From Florence in the 15th century to New York in the 20th, this course traces the imaging of the city in western art.
Artists have been documenting the man-made environment of the city since the Renaissance when it appears as a site of worship in religious art. Over the centuries the city symbolises national pride, the seat of power, the cultural centre of society. After initially considering images of the city in earlier centuries, the main focus of the course will be on the development of the metropolis as an urban phenomenon, post-Industrial Revolution from 1860-1960. As such, the city develops as the centre of commerce, consumerism and capitalism: a site of leisure, pleasure and tourism. In contrast, we will also examine the negative, indeed dystopian aspects of the city as a place of alienation, isolation and anonymity inhabited by the dispossessed and the decadent.

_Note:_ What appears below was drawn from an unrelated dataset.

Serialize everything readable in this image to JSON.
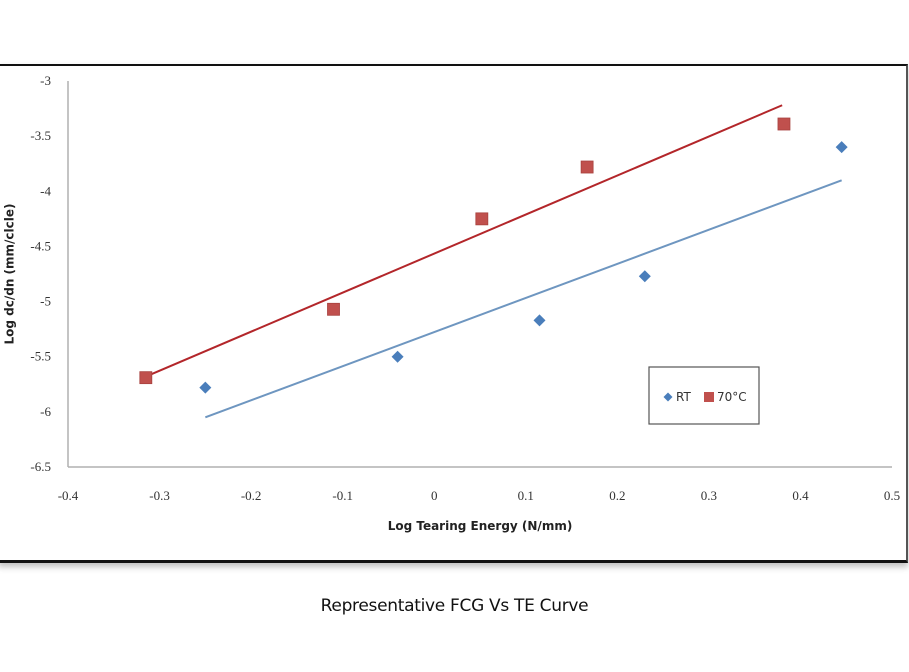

In the early 20th century, avant-garde artists involved in new modern movements become fascinated with the concept of the city as in a constant state of flux and represent it variously as fragmented, futuristic and surreal. Consideration will be given to such works as celebrations and/or critiques of city life in all its computations: from the Futurists’ utopian view of the city as a machine; de Chirico’s metaphysical cityscapes of the imagination; to Hopper’s melancholic scenes of loneliness of the city- dwellers in the twilight zones of New York. In addition, through the work of, for example, Grosz, Dix, Nash and Moore we will examine the corruption and destruction of the city resulting from two world wars and the aftermath.